Abstract:
Background: Circadian oscillators are present in every tissue of the body and synchronized by both external and endogenous signals to regulate physiological functions of the body and maintain tissue homeostasis. Multiple studies suggested that proteins encoded by circadian clock genes affect the development and/or the severity of chronic inflammation that causes a variety of diseases such as rheumatoid arthritis, atherosclerosis and colitis. However, no studies yet demonstrated involvement of circadian clocks of immune cells in development of gout attacks, despite the fact that gout attacks are known to be time-of-day dependent.
Aims: To determine whether MSU (monosodium urate crystals) crystal exposure resulted in a change in expression of circadian clock components in the THP-1 monocyte/macrophage-like cell model and whether specific components of the clock (REV-ERBa and BMAL1) influenced MSU crystal-induced NLRP3 (nucleotide-binding domain (NOD)-like receptor protein 3) inflammasome activity in THP-1 cells.
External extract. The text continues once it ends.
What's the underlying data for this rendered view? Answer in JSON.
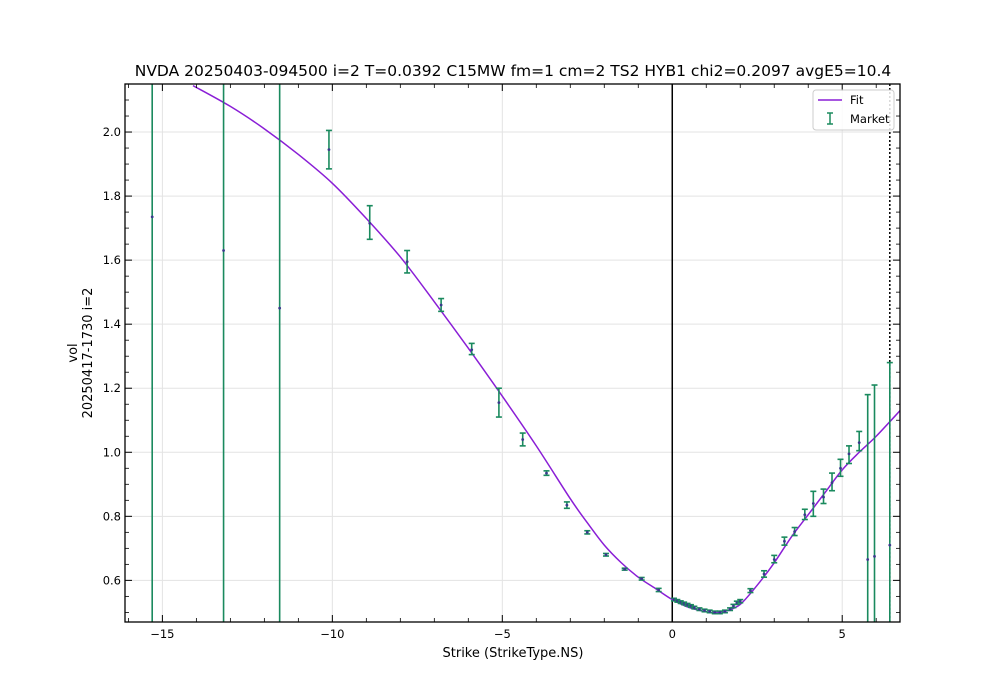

Methods: THP-1 and PMA-differentiated THP-1 macrophage-like cells were treated +/-MSU crystals over 24h time-course and the expression of the full range of core circadian genes (CLOCK (circadian locomotor output cycles kaput), BMAL1 (bran and muscle Arnt-like protein-1), REV-ERBa, CRY1/2 (cryptochrome 1/2), PER1/2/3) was measured by RT-qPCR. The protein levels of core circadian clock component REV-ERBα and TLR4 (Toll-like receptor 4) were measured by Western blot. The activity of NLRP3 inflammasome complex was measured by Caspase-1 Glo assay in THP-1 cells treated with heme (a REV-ERBa agonist), SR-8278 (REV-ERBa antagonist) and prednisolone in the presence/absence of MSU crystals. The assessment of cell numbers was done by using Cyquant GR dye.
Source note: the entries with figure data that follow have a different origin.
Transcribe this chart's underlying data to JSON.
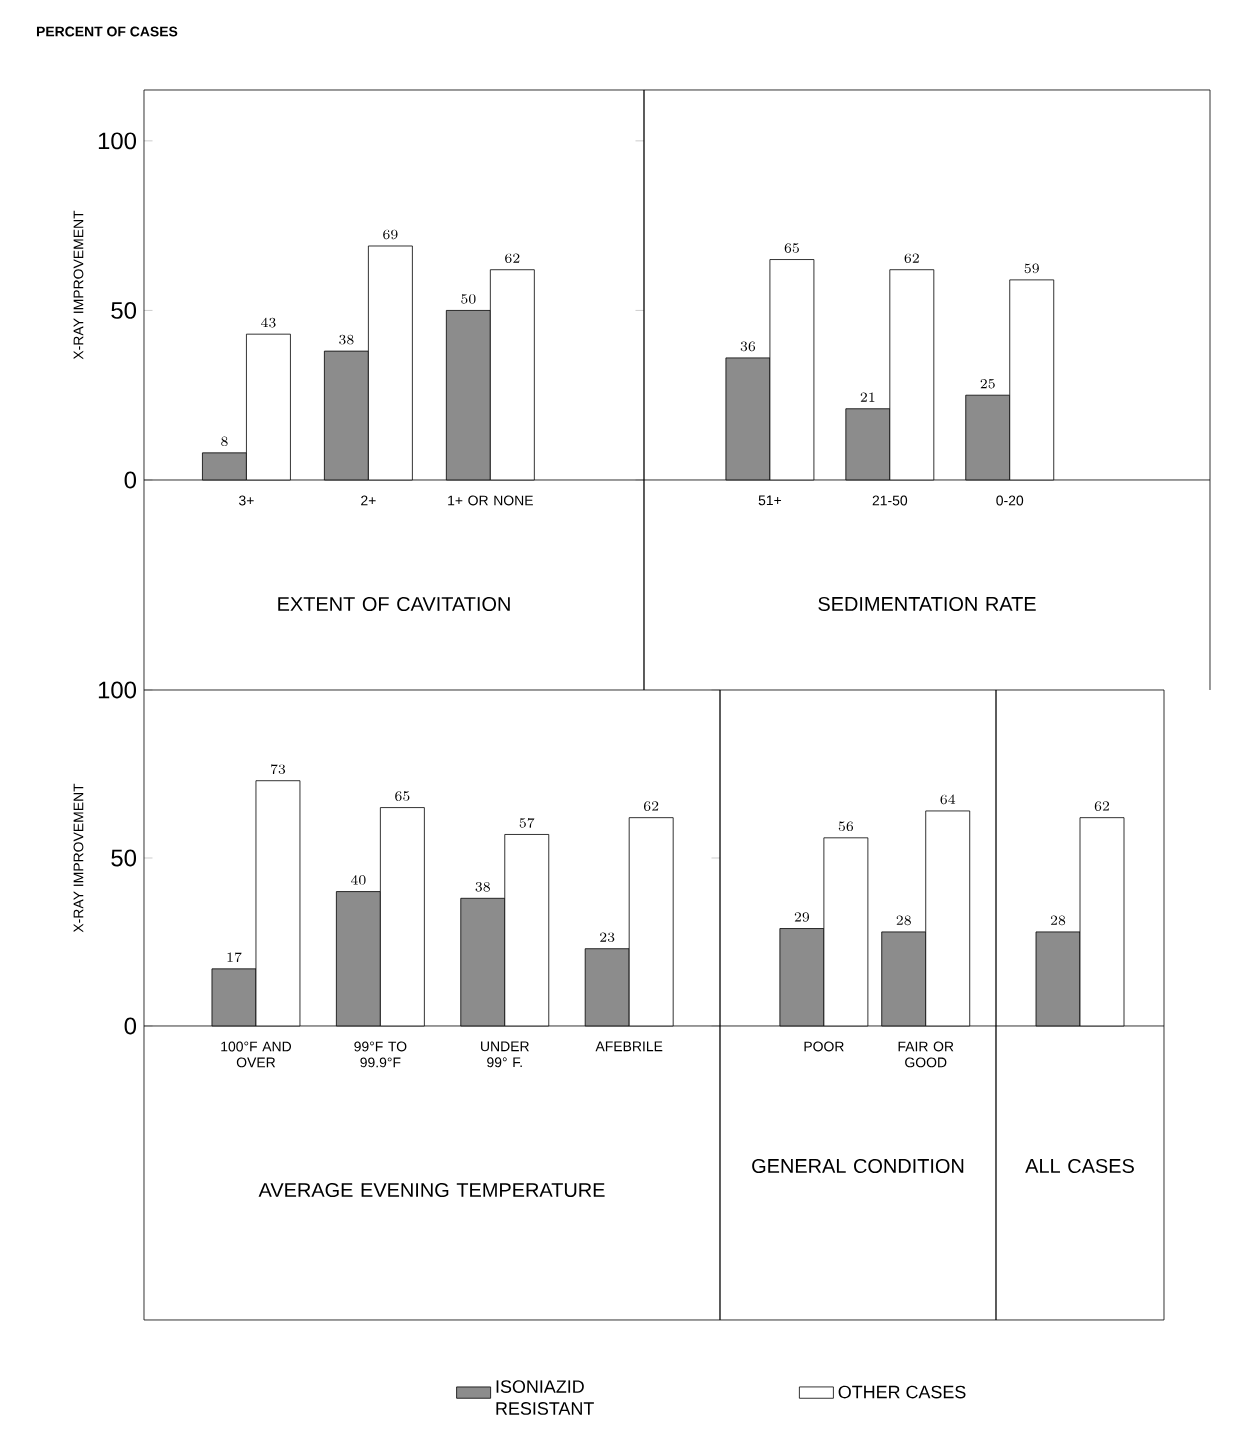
{
  "chart_data": [
    {
      "type": "bar",
      "xlabel": "EXTENT OF CAVITATION",
      "ylabel": "X-RAY IMPROVEMENT",
      "annotations": [
        "PERCENT OF CASES"
      ],
      "categories": [
        "3+",
        "2+",
        "1+ OR NONE"
      ],
      "ylim": [
        0,
        115
      ],
      "yticks": [
        0,
        50,
        100
      ],
      "data_labels": true,
      "legend": "bottom",
      "series": [
        {
          "name": "ISONIAZID RESISTANT",
          "color": "#8c8c8c",
          "values": [
            8,
            38,
            50
          ]
        },
        {
          "name": "OTHER CASES",
          "color": "#ffffff",
          "values": [
            43,
            69,
            62
          ]
        }
      ]
    },
    {
      "type": "bar",
      "xlabel": "SEDIMENTATION RATE",
      "categories": [
        "51+",
        "21-50",
        "0-20"
      ],
      "ylim": [
        0,
        115
      ],
      "yticks": [
        0,
        50,
        100
      ],
      "tick_labels": "x",
      "data_labels": true,
      "series": [
        {
          "color": "#8c8c8c",
          "values": [
            36,
            21,
            25
          ]
        },
        {
          "color": "#ffffff",
          "values": [
            65,
            62,
            59
          ]
        }
      ]
    },
    {
      "type": "bar",
      "xlabel": "AVERAGE EVENING TEMPERATURE",
      "ylabel": "X-RAY IMPROVEMENT",
      "categories": [
        "100°F AND OVER",
        "99°F TO 99.9°F",
        "UNDER 99° F.",
        "AFEBRILE"
      ],
      "ylim": [
        0,
        100
      ],
      "yticks": [
        0,
        50,
        100
      ],
      "data_labels": true,
      "series": [
        {
          "color": "#8c8c8c",
          "values": [
            17,
            40,
            38,
            23
          ]
        },
        {
          "color": "#ffffff",
          "values": [
            73,
            65,
            57,
            62
          ]
        }
      ]
    },
    {
      "type": "bar",
      "xlabel": "GENERAL CONDITION",
      "categories": [
        "POOR",
        "FAIR OR GOOD"
      ],
      "ylim": [
        0,
        100
      ],
      "yticks": [
        0,
        50,
        100
      ],
      "tick_labels": "x",
      "data_labels": true,
      "series": [
        {
          "color": "#8c8c8c",
          "values": [
            29,
            28
          ]
        },
        {
          "color": "#ffffff",
          "values": [
            56,
            64
          ]
        }
      ]
    },
    {
      "type": "bar",
      "xlabel": "ALL CASES",
      "categories": [
        null
      ],
      "ylim": [
        0,
        100
      ],
      "yticks": [
        0,
        50,
        100
      ],
      "tick_labels": false,
      "data_labels": true,
      "series": [
        {
          "color": "#8c8c8c",
          "values": [
            28
          ]
        },
        {
          "color": "#ffffff",
          "values": [
            62
          ]
        }
      ]
    }
  ]
}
Results: Time had a significant effect on the expression of BMAL, REV-ERBa, CRY1 and PER1 in both cell types. The treatment with MSU crystals resulted in a time-dependent reduction of REV-ERBα in monocytes and altered expression of REV-ERBα and CRY1 in macrophage-like cells in a time-dependent manner. Overexpression of BMAL1 led to reduction in NLRP3 inflammasome activity in both cell types in the presence of MSU crystals, yet in the absence of MSU crystals BMAL1-overexpresson increased NLRP3 activity. Knockdown of BMAL1 induced the expression of NLRP3 inflammasome in both THP-1 cell lines in the presence of MSU crystals, however, NLRP3 activation was decreased in the absence of MSU crystals. Heme and prednisolone treatment demonstrated cell- and time- dependent regulation of NLRP3 activity. The effects of heme were mediated in part via alteration in REV-ERBα activity as well as other regulatory mechanisms.
Conclusions: Our findings suggest that alternations in the expression of a core circadian components such as REV-ERBα produce an effect on MSU-induced inflammatory response in THP-1 monocytes/macrophages-like cells. Furthermore, the result from this study demonstrated that both REV-ERBα and BMAL1 regulate the activity of MSU-induced NLRP3 inflammasome, however, the exact mechanism of their ant-inflammatory activity is yet to be identified.